Looking ahead and taking a more people centric approach would be a better idea. This more holistic approach would mean hiring for values, strengths and affinity rather than purely on a skill set that will probably be irrelevant in a couple of years anyway. How can you create opportunities to release the true potential of the people on your teams?
Recognising that looking at things through a more multidimensional lens, especially for more senior roles where requirements are simply more multi-faceted would be a great step forward. Of course certain levels of technical, functional and managerial competence are necessary but it’s essential not to forget mindset, values and other soft skills such as adaptability.
The attributes for global success in the workplace change over time
Seeing as “life is change” it seems reasonable to assume that an international career will remain an enriching experience, even though both requirements and expectations will evolve.
You don’t have to just choose between immersion in a foreign business environment and flying in for short trips, but have options also as a remote worker or digital nomad. Whichever way, it can be really intense so regular self-reflection on your learnings and reevaluating your position is a good idea. For sure you will be out of your comfort zone much of the time & away from your original support network.

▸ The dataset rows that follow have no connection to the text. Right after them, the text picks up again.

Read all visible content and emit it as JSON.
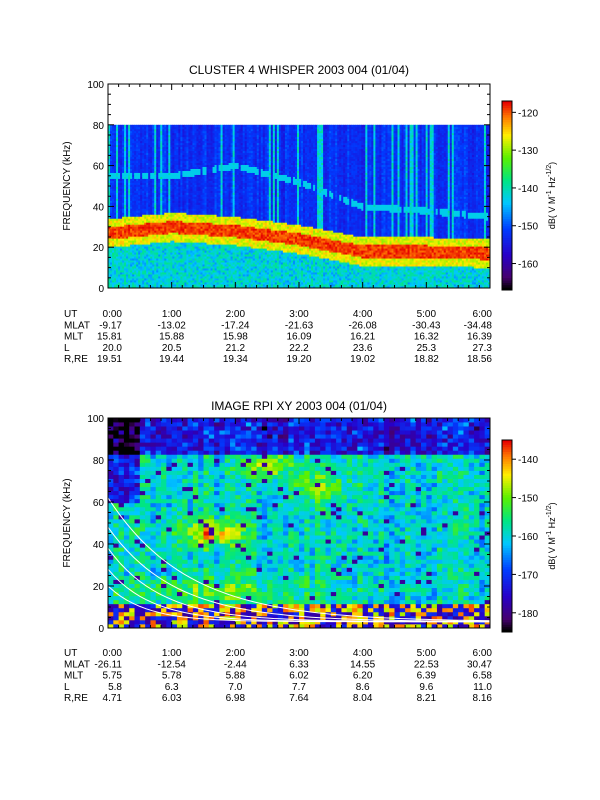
{
  "chart_data": [
    {
      "type": "heatmap",
      "title": "CLUSTER 4 WHISPER 2003 004 (01/04)",
      "ylabel": "FREQUENCY (kHz)",
      "ylim": [
        0,
        100
      ],
      "yticks": [
        "0",
        "20",
        "40",
        "60",
        "80",
        "100"
      ],
      "xticks": [
        "0:00",
        "1:00",
        "2:00",
        "3:00",
        "4:00",
        "5:00",
        "6:00"
      ],
      "data_top_khz": 80,
      "colorbar": {
        "label": "dB( V M⁻¹ Hz⁻¹ᐟ²)",
        "label_text": "dB( V M",
        "label_sup1": "-1",
        "label_mid": " Hz",
        "label_sup2": "-1/2",
        "label_end": ")",
        "range": [
          -167,
          -117
        ],
        "ticks": [
          "-120",
          "-130",
          "-140",
          "-150",
          "-160"
        ],
        "tick_values": [
          -120,
          -130,
          -140,
          -150,
          -160
        ]
      },
      "features": {
        "red_band_khz": [
          27,
          30,
          28,
          24,
          18,
          18,
          17
        ],
        "cyan_line_khz": [
          55,
          55,
          60,
          52,
          40,
          38,
          35
        ]
      },
      "ephemeris": [
        {
          "label": "UT",
          "values": [
            "0:00",
            "1:00",
            "2:00",
            "3:00",
            "4:00",
            "5:00",
            "6:00"
          ]
        },
        {
          "label": "MLAT",
          "values": [
            "-9.17",
            "-13.02",
            "-17.24",
            "-21.63",
            "-26.08",
            "-30.43",
            "-34.48"
          ]
        },
        {
          "label": "MLT",
          "values": [
            "15.81",
            "15.88",
            "15.98",
            "16.09",
            "16.21",
            "16.32",
            "16.39"
          ]
        },
        {
          "label": "L",
          "values": [
            "20.0",
            "20.5",
            "21.2",
            "22.2",
            "23.6",
            "25.3",
            "27.3"
          ]
        },
        {
          "label": "R,RE",
          "values": [
            "19.51",
            "19.44",
            "19.34",
            "19.20",
            "19.02",
            "18.82",
            "18.56"
          ]
        }
      ]
    },
    {
      "type": "heatmap",
      "title": "IMAGE RPI XY 2003 004 (01/04)",
      "ylabel": "FREQUENCY (kHz)",
      "ylim": [
        0,
        100
      ],
      "yticks": [
        "0",
        "20",
        "40",
        "60",
        "80",
        "100"
      ],
      "xticks": [
        "0:00",
        "1:00",
        "2:00",
        "3:00",
        "4:00",
        "5:00",
        "6:00"
      ],
      "data_top_khz": 100,
      "colorbar": {
        "label_text": "dB( V M",
        "label_sup1": "-1",
        "label_mid": " Hz",
        "label_sup2": "-1/2",
        "label_end": ")",
        "range": [
          -185,
          -135
        ],
        "ticks": [
          "-140",
          "-150",
          "-160",
          "-170",
          "-180"
        ],
        "tick_values": [
          -140,
          -150,
          -160,
          -170,
          -180
        ]
      },
      "ephemeris": [
        {
          "label": "UT",
          "values": [
            "0:00",
            "1:00",
            "2:00",
            "3:00",
            "4:00",
            "5:00",
            "6:00"
          ]
        },
        {
          "label": "MLAT",
          "values": [
            "-26.11",
            "-12.54",
            "-2.44",
            "6.33",
            "14.55",
            "22.53",
            "30.47"
          ]
        },
        {
          "label": "MLT",
          "values": [
            "5.75",
            "5.78",
            "5.88",
            "6.02",
            "6.20",
            "6.39",
            "6.58"
          ]
        },
        {
          "label": "L",
          "values": [
            "5.8",
            "6.3",
            "7.0",
            "7.7",
            "8.6",
            "9.6",
            "11.0"
          ]
        },
        {
          "label": "R,RE",
          "values": [
            "4.71",
            "6.03",
            "6.98",
            "7.64",
            "8.04",
            "8.21",
            "8.16"
          ]
        }
      ]
    }
  ]
}
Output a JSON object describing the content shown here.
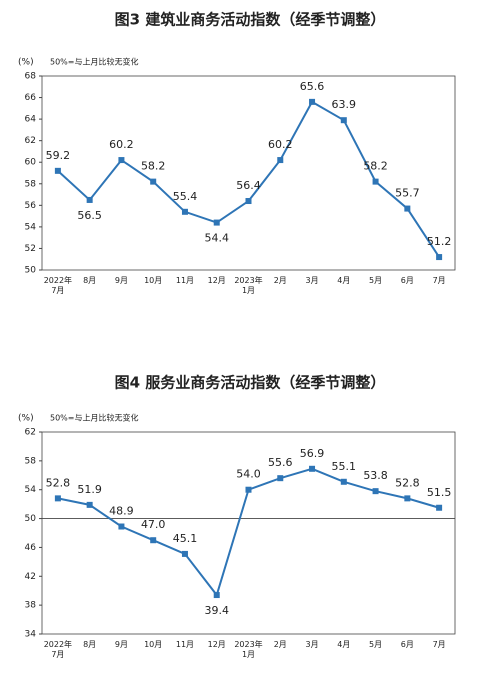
{
  "chart_data": [
    {
      "type": "line",
      "title": "图3  建筑业商务活动指数（经季节调整）",
      "unit": "(%)",
      "note": "50%=与上月比较无变化",
      "categories": [
        "2022年\n7月",
        "8月",
        "9月",
        "10月",
        "11月",
        "12月",
        "2023年\n1月",
        "2月",
        "3月",
        "4月",
        "5月",
        "6月",
        "7月"
      ],
      "values": [
        59.2,
        56.5,
        60.2,
        58.2,
        55.4,
        54.4,
        56.4,
        60.2,
        65.6,
        63.9,
        58.2,
        55.7,
        51.2
      ],
      "color": "#2e75b6",
      "ylim": [
        50,
        68
      ],
      "yticks": [
        50,
        52,
        54,
        56,
        58,
        60,
        62,
        64,
        66,
        68
      ]
    },
    {
      "type": "line",
      "title": "图4  服务业商务活动指数（经季节调整）",
      "unit": "(%)",
      "note": "50%=与上月比较无变化",
      "categories": [
        "2022年\n7月",
        "8月",
        "9月",
        "10月",
        "11月",
        "12月",
        "2023年\n1月",
        "2月",
        "3月",
        "4月",
        "5月",
        "6月",
        "7月"
      ],
      "values": [
        52.8,
        51.9,
        48.9,
        47.0,
        45.1,
        39.4,
        54.0,
        55.6,
        56.9,
        55.1,
        53.8,
        52.8,
        51.5
      ],
      "value_labels": [
        "52.8",
        "51.9",
        "48.9",
        "47.0",
        "45.1",
        "39.4",
        "54.0",
        "55.6",
        "56.9",
        "55.1",
        "53.8",
        "52.8",
        "51.5"
      ],
      "color": "#2e75b6",
      "ylim": [
        34,
        62
      ],
      "yticks": [
        34,
        38,
        42,
        46,
        50,
        54,
        58,
        62
      ],
      "baseline": 50
    }
  ]
}
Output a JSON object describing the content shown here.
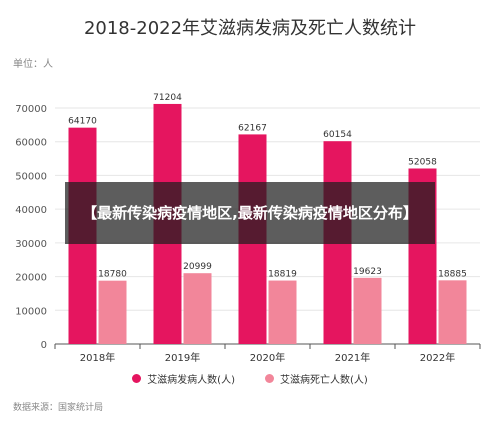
{
  "title": "2018-2022年艾滋病发病及死亡人数统计",
  "unit_label": "单位：人",
  "source": "数据来源：国家统计局",
  "banner_text": "【最新传染病疫情地区,最新传染病疫情地区分布】",
  "colors": {
    "series1": "#e5155f",
    "series2": "#f2869a",
    "grid": "#e6e6e6",
    "axis": "#555555"
  },
  "chart_data": {
    "type": "bar",
    "categories": [
      "2018年",
      "2019年",
      "2020年",
      "2021年",
      "2022年"
    ],
    "series": [
      {
        "name": "艾滋病发病人数(人)",
        "values": [
          64170,
          71204,
          62167,
          60154,
          52058
        ]
      },
      {
        "name": "艾滋病死亡人数(人)",
        "values": [
          18780,
          20999,
          18819,
          19623,
          18885
        ]
      }
    ],
    "ylim": [
      0,
      70000
    ],
    "yticks": [
      0,
      10000,
      20000,
      30000,
      40000,
      50000,
      60000,
      70000
    ],
    "grid": true,
    "legend": "bottom"
  }
}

Additionally to the hard skills needed for your particular industry, language skills, digital affinity and cultural skills will remain important. Being intellectually curious and open to change as well as learning new skills will all get you a long way. Learning agility is more important than ever before as the international environment becomes increasingly unpredictable.
You have to remember that all the skills needed for various roles will evolve over time, and even though certain skills will remain important, their weighting in the mix of attributes for global success will change. Employees with international experience are still scarce in many countries so it is certainly one way to future proof your career!